I need to just say some things and share some realness over here. One because, I’m kinda tired of not doing so… and two because I’m kind of over trying to save face and make this look like a perfectly curated situation over here with fun captions and cute emojis. Not that I’m winning at that either.
The last few days, I’ve been down. Like in the dumps. Your attitude is not possibly worse than mine so don’t even try. It’s a little ridiculous… this toddler fit I’ve been throwing. In between said negative emotions and my piss poor attitude… I’m constantly telling myself to be thankful, constantly trying to take my thoughts captive, constantly praying for relief and clarity. Searching my soul to find what IT is… do I feel entitled to something? What’s missing? What’s broken? Sometimes guys, life just gives you hard days. Your emotions try to do what they want sometimes.
I’ve been feeling down about my craft… myself… about photography. Feeling not good enough, not creative enough. Feeling like I’m not going to “make it” this time. (For those that do not know. I recently left my nursing job to pursue photography full time…… again.) Not enjoying the risk and stress, and the reality of being ever- so aware of my finances… and how many things I haven’t booked. I’ve been browsing the web for other jobs and cities to move to because who doesn’t love to run from their problems? I’m a pro at it.
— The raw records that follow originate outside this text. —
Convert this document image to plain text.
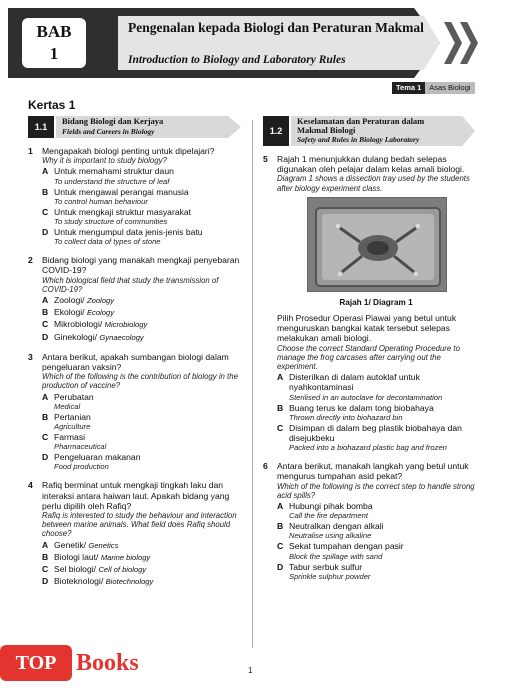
BAB
1
Pengenalan kepada Biologi dan Peraturan Makmal
Introduction to Biology and Laboratory Rules
Tema 1	Asas Biologi
Kertas 1
1.1
Bidang Biologi dan Kerjaya
Fields and Careers in Biology
1 Mengapakah biologi penting untuk dipelajari?
Why it is important to study biology?
A Untuk memahami struktur daun
To understand the structure of leaf
B Untuk mengawal perangai manusia
To control human behaviour
C Untuk mengkaji struktur masyarakat
To study structure of communities
D Untuk mengumpul data jenis-jenis batu
To collect data of types of stone
2 Bidang biologi yang manakah mengkaji penyebaran COVID-19?
Which biological field that study the transmission of COVID-19?
A Zoologi/ Zoology
B Ekologi/ Ecology
C Mikrobiologi/ Microbiology
D Ginekologi/ Gynaecology
3 Antara berikut, apakah sumbangan biologi dalam pengeluaran vaksin?
Which of the following is the contribution of biology in the production of vaccine?
A Perubatan
Medical
B Pertanian
Agriculture
C Farmasi
Pharmaceutical
D Pengeluaran makanan
Food production
4 Rafiq berminat untuk mengkaji tingkah laku dan interaksi antara haiwan laut. Apakah bidang yang perlu dipilih oleh Rafiq?
Rafiq is interested to study the behaviour and interaction between marine animals. What field does Rafiq should choose?
A Genetik/ Genetics
B Biologi laut/ Marine biology
C Sel biologi/ Cell of biology
D Bioteknologi/ Biotechnology
1.2
Keselamatan dan Peraturan dalam Makmal Biologi
Safety and Rules in Biology Laboratory
5 Rajah 1 menunjukkan dulang bedah selepas digunakan oleh pelajar dalam kelas amali biologi.
Diagram 1 shows a dissection tray used by the students after biology experiment class.
Rajah 1/ Diagram 1
Pilih Prosedur Operasi Piawai yang betul untuk menguruskan bangkai katak tersebut selepas melakukan amali biologi.
Choose the correct Standard Operating Procedure to manage the frog carcases after carrying out the experiment.
A Disterilkan di dalam autoklaf untuk nyahkontaminasi
Sterilised in an autoclave for decontamination
B Buang terus ke dalam tong biobahaya
Thrown directly into biohazard bin
C Disimpan di dalam beg plastik biobahaya dan disejukbeku
Packed into a biohazard plastic bag and frozen
6 Antara berikut, manakah langkah yang betul untuk mengurus tumpahan asid pekat?
Which of the following is the correct step to handle strong acid spills?
A Hubungi pihak bomba
Call the fire department
B Neutralkan dengan alkali
Neutralise using alkaline
C Sekat tumpahan dengan pasir
Block the spillage with sand
D Tabur serbuk sulfur
Sprinkle sulphur powder
1
TOP Books
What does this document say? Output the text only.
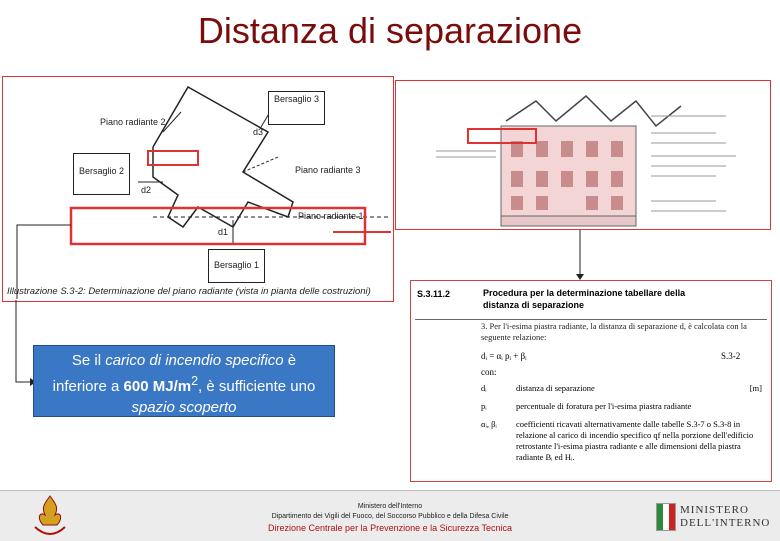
Distanza di separazione
Bersaglio 3
Piano radiante 2
Bersaglio 2	Piano radiante 3
Piano radiante 1
Bersaglio 1
d3
d2
d1
Illustrazione S.3-2: Determinazione del piano radiante (vista in pianta delle costruzioni)
Se il carico di incendio specifico è
inferiore a 600 $MJ/m^2$, è sufficiente uno
spazio scoperto
S.3.11.2	Procedura per la determinazione tabellare della distanza di separazione
3. Per l'i-esima piastra radiante, la distanza di separazione d, è calcolata con la seguente relazione:
dᵢ = αᵢ pᵢ + βᵢ	S.3-2
con:
dᵢ	distanza di separazione	[m]
pᵢ	percentuale di foratura per l'i-esima piastra radiante
αᵢ, βᵢ	coefficienti ricavati alternativamente dalle tabelle S.3-7 o S.3-8 in relazione al carico di incendio specifico qf nella porzione dell'edificio retrostante l'i-esima piastra radiante e alle dimensioni della piastra radiante Bᵢ ed Hᵢ.
Ministero dell'Interno
Dipartimento dei Vigili del Fuoco, del Soccorso Pubblico e della Difesa Civile
Direzione Centrale per la Prevenzione e la Sicurezza Tecnica
MINISTERO
DELL'INTERNO
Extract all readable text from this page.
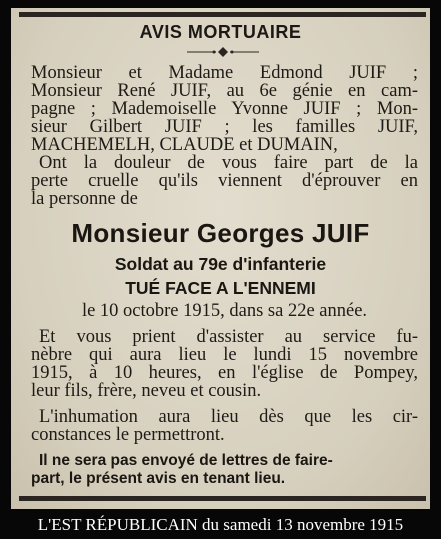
AVIS MORTUAIRE
Monsieur et Madame Edmond JUIF ;
Monsieur René JUIF, au 6e génie en cam-
pagne ; Mademoiselle Yvonne JUIF ; Mon-
sieur Gilbert JUIF ; les familles JUIF,
MACHEMELH, CLAUDE et DUMAIN,
Ont la douleur de vous faire part de la
perte cruelle qu'ils viennent d'éprouver en
la personne de
Monsieur Georges JUIF
Soldat au 79e d'infanterie
TUÉ FACE A L'ENNEMI
le 10 octobre 1915, dans sa 22e année.
Et vous prient d'assister au service fu-
nèbre qui aura lieu le lundi 15 novembre
1915, à 10 heures, en l'église de Pompey,
leur fils, frère, neveu et cousin.
L'inhumation aura lieu dès que les cir-
constances le permettront.
Il ne sera pas envoyé de lettres de faire-
part, le présent avis en tenant lieu.
L'EST RÉPUBLICAIN du samedi 13 novembre 1915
Deep down, in my core, I’m so thankful for this craft…the connection it brings, the people and relationships. Helping to create beautiful images and memories for people… is so amazing. Being invited into people’s lives so special. I constantly see and feel God moving through it
It’s also really lonely at times, this creative entrepreneur life. It ain’t always a walk in the park. I doubt the meaning and significance of it. Sometimes I get anxious about meeting new people…. and what they’ll think of me….and if I’m not out doing what everyone thinks I’m doing (frolicking in a gorgeous field somewhere with sunshine and beautiful humans) I’m likely at home by myself at a desk with a top knot and haven’t showered. It can be isolating and tedious, and freakin’ stressful to feel like you always have to be “on,” creative, and smiling ear to ear and convincing everyone that you poop sunshine. It’s stressful to always want people to be happy with your work, and you, and to want to serve them well. Also, before you think “stressed about pictures? If you only knew what real stress is,” go ahead and be informed that I was an ER nurse, and believe me… I know “real stress.” Although it’s different, running your own business and supporting yourself with it is stressful.
It may sound like it but, I’m really not complaining. I really do love love love the good and am so blessed by it, but I just wanted to share some of the hard and be a little real today, because earlier I listened to a sermon that discussed social media and it’s effect on our culture. He spoke about how it effects our view of our life, our relationship with God, and with our loved ones. How truly isolating it can be, because we are all staring at our phones and not at each other… always looking at the next amazing thing someone else is doing somewhere else, and all the money they’re making while they’re doing it. Always comparing, and letting it steal joy. It CAN be so fun, and light, and I’m thankful for a place I can connect and share my work… but honestly, when I get too heavy of a dose of the wrong thing, it leaves me in a fog.
So today as I started to turn a corner… and that fog started to lift… I decided to ask myself how I can be different, and more real. How can I stop contributing to the filtered online presence? Who said I had to play by these rules? Who said I can’t be real on social media? Who says I can’t share the work that I want, when I want, without wondering what looks good, or if people would like it, or if I’ll get featured? Who says I’m not aloud to be open about struggle?
So, there you have it. I decided to share, and even in writing this I have some relief in sincerity and bringing darkness to light.
If you’re out there, chasing a dream, or enduring the mundane… working for yourself or for the man… and you’re struggling with these things too… I feel ya. TAKE A WALK. Leave your phone at home, be honest with someone about how you’re feeling. Call me. Do not crawl back in bed – I REPEAT DO NOT. There’s no life there. Seek community. Ask God again and again to expose what it truly is that’s making you feel discontent, and don’t be surprised when uprooting it doesn’t feel good.
I hope that today brings something new, and that you’re encouraged that you are not alone in struggling with these types things.
If you don’t struggle with this, God bless your little heart and I’ll take whatever tips you can give me.